Pode um crítico literário elogiar muito?
Outros contos merecem destaque, embora todos sejam interessantes à sua maneira. “Calo” é perturbador. A narração em primeira pessoa de uma mulher ao descobrir e negar o diagnóstico de esterilidade foi uma leitura que me provocou agonias. Enquanto lemos os desdobramentos da recepção desse diagnóstico, nos parece claro, a nós leitores, o que está sendo posto pelo óbvio, ao passo em que a voz narrativa nos apresenta justamente o contrário de tudo o que parece óbvio. Essa confusão de vozes é muito bem construída e o final sem respostas ocupou a minha mente por um tempo.

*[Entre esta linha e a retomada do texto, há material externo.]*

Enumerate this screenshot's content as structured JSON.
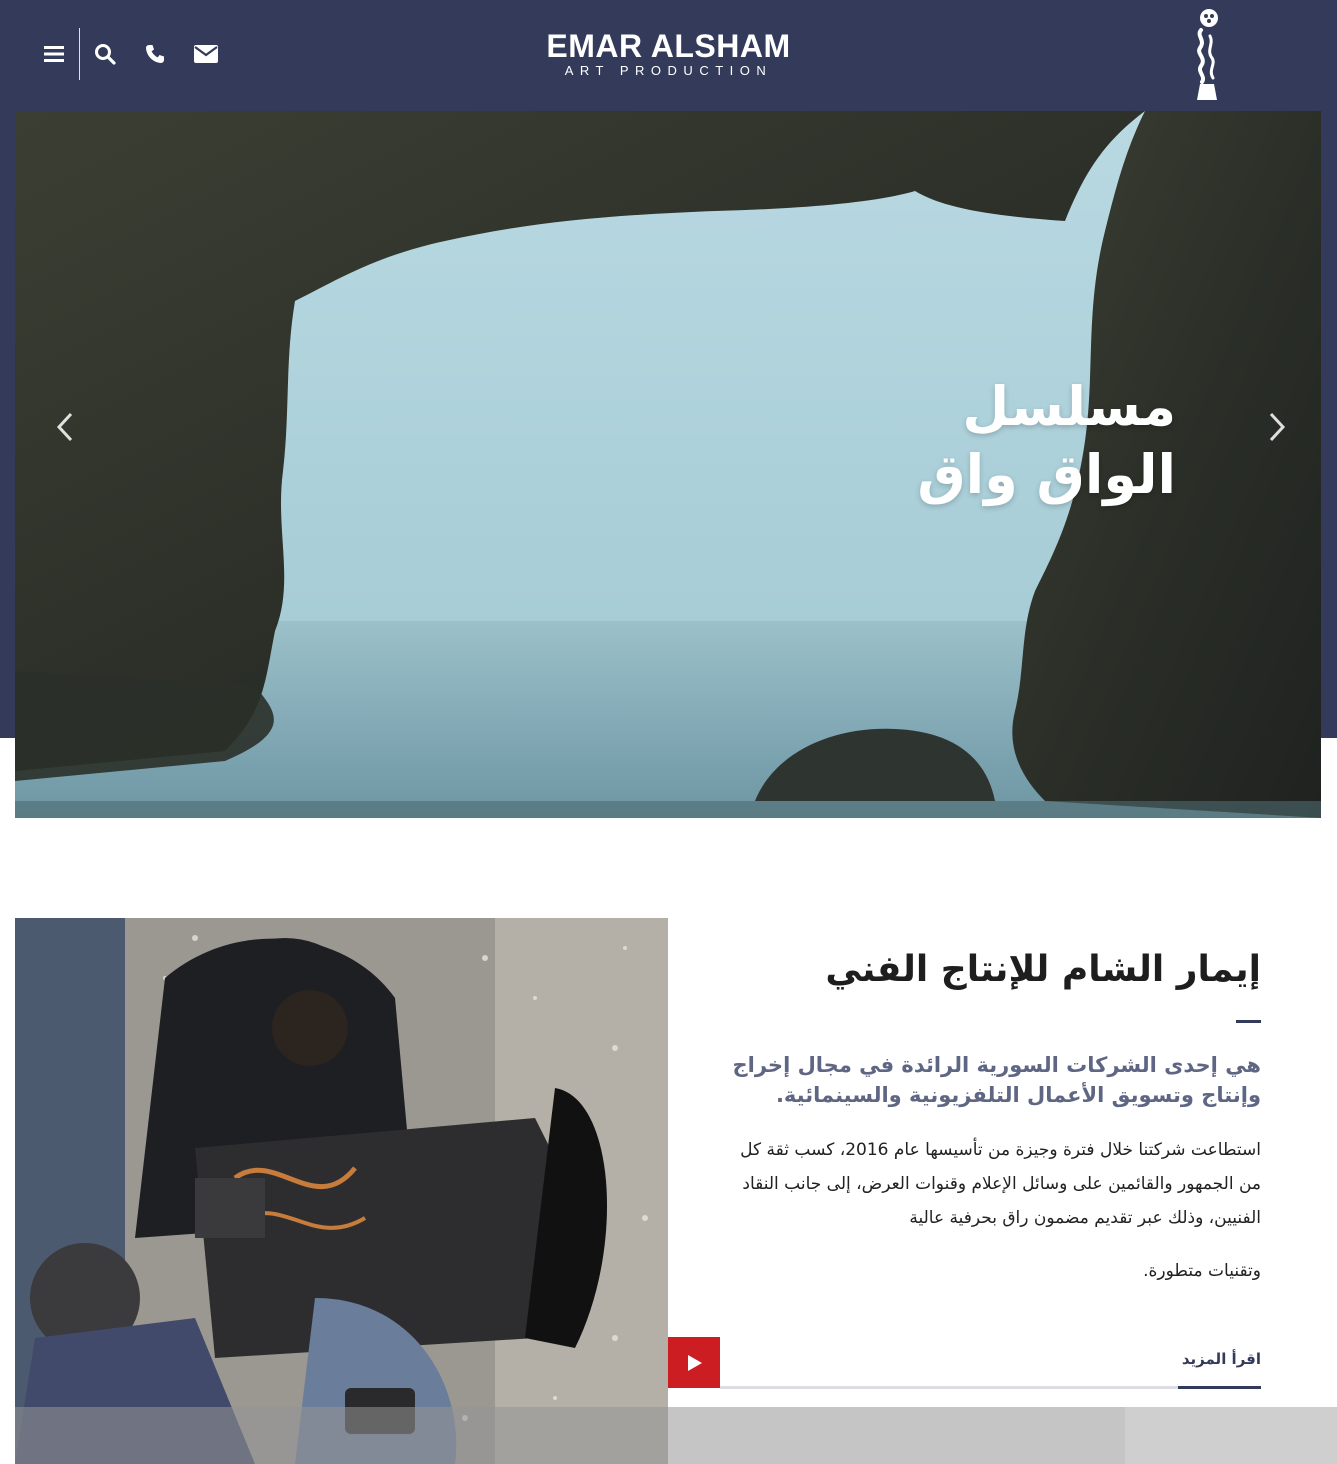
{
  "header": {
    "logo_line1": "EMAR ALSHAM",
    "logo_line2": "ART PRODUCTION",
    "icons": [
      "menu-icon",
      "search-icon",
      "phone-icon",
      "mail-icon"
    ],
    "brand_color": "#343b5a"
  },
  "hero": {
    "title_line1": "مسلسل",
    "title_line2": "الواق واق",
    "prev_icon": "chevron-left-icon",
    "next_icon": "chevron-right-icon"
  },
  "about": {
    "title": "إيمار الشام للإنتاج الفني",
    "subtitle": "هي إحدى الشركات السورية الرائدة في مجال إخراج وإنتاج وتسويق الأعمال التلفزيونية والسينمائية.",
    "body": "استطاعت شركتنا خلال فترة وجيزة من تأسيسها عام 2016، كسب ثقة كل من الجمهور والقائمين على وسائل الإعلام وقنوات العرض، إلى جانب النقاد الفنيين، وذلك عبر تقديم مضمون راق بحرفية عالية",
    "body_last": "وتقنيات متطورة.",
    "read_more": "اقرأ المزيد",
    "play_icon": "play-icon",
    "accent_color": "#cc1e22"
  }
}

“Risoto com Shoyo” também é um dos meus favoritos. Um casal num encontro “romântico” (?) prepara um risoto que leva shoyo (?) em ocasião claramente esquisita. Notamos que há no ar um estranhamento entre os personagens, algo que não é dito para o leitor, mas que é óbvio entre os dois.
Apesar de Rita construir personagens em primeira pessoa, quase nunca esses personagens estão falando dos próprios sentimentos. Elas (pois são mulheres) sublimam os sentimentos como quem não quer contar e então não nos contam explicitamente. É nas entrelinhas desse estranho discurso narrativo que encontramos segredos irresistíveis.
Mais para o fim do livro, os contos vão ganhando uma carga sentimental acachapante. É de terminar aos prantos. Os últimos dois contos, especialmente, são muito sensíveis e por isso precisam do recurso da frase mais filosófica e das aberturas do melodrama. São bons contos. Mas prefiro quando Rita brinca de ser sádica. Há uma perversidade em contos como “Zaranza” que me fez desejar mais narrativas assim. Porém, há que se elogiar (novamente): a versatilidade é para poucos.